»Es ist Alles so merkwürdig, wie nur möglich,« sagte der Greif.

»Es kam ganz verschieden!« wiederholte die falsche Schildkröte gedankenvoll. »Ich möchte sie wohl etwas hersagen hören. Sage ihr, daß sie anfangen soll.« Sie sah den Greifen an, als ob sie dächte, daß er einigen Einfluß auf Alice habe.

»Steh' auf und sage her: >Preisend mit viel schönen Reden<,« sagte der Greif.

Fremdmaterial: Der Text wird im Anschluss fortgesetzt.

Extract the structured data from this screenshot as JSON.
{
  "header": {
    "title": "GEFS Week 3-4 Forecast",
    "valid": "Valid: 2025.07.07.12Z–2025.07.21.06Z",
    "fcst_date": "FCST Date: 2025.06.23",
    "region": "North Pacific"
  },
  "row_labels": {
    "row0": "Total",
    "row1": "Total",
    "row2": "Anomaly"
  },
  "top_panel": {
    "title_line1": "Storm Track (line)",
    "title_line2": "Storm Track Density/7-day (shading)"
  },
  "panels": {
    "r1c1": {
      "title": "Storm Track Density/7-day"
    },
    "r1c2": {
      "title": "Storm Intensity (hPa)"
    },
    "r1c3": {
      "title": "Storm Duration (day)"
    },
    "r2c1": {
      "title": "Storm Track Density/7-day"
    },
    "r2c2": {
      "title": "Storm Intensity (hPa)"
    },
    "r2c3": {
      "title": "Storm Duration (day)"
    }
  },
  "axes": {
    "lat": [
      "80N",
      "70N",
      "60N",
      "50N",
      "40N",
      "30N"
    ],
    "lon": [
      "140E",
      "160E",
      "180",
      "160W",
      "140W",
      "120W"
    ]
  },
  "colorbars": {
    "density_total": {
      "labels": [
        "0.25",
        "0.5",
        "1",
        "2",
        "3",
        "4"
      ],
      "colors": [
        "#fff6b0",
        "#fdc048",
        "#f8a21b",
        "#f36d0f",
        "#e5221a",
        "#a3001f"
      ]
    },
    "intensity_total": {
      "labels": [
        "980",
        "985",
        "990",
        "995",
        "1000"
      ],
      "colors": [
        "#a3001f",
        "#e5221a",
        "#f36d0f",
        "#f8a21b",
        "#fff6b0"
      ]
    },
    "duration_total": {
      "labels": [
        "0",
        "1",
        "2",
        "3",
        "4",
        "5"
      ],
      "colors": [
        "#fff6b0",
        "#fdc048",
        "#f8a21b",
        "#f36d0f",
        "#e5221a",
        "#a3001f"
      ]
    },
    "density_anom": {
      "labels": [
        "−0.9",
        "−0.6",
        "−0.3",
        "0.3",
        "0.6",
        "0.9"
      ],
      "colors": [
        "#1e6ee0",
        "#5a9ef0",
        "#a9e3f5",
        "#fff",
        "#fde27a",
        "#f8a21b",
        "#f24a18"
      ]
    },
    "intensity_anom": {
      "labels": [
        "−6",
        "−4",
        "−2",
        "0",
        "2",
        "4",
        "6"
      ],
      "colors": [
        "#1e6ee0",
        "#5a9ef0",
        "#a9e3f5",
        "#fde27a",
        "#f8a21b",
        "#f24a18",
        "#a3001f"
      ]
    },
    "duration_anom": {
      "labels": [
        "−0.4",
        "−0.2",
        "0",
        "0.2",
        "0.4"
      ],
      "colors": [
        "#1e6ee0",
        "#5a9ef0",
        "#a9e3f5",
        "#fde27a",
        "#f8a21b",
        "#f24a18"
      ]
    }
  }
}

»Wie die Geschöpfe alle Einen kommandiren und Gedichte aufsagen lassen!« dachte Alice, »dafür könnte ich auch lieber gleich in der Schule sein.« Sie stand jedoch auf und fing an, das Gedicht herzusagen; aber ihr Kopf war so voll von dem Hummerballet, daß sie kaum wußte, was sie sagte, und die Worte kamen sehr sonderbar: -


»Preisend mit viel schönen Kniffen seiner Scheeren Werth und Zahl, Stand der Hummer vor dem Spiegel in der schönen rothen Schal'! >Herrlich,< sprach der Fürst der Krebse, >steht mir dieser lange Bart!< Rückt die Füße mit der Nase auswärts, als er dieses sagt.«

»Das ist anders, als ich's als Kind gesagt habe,« sagte der Greif.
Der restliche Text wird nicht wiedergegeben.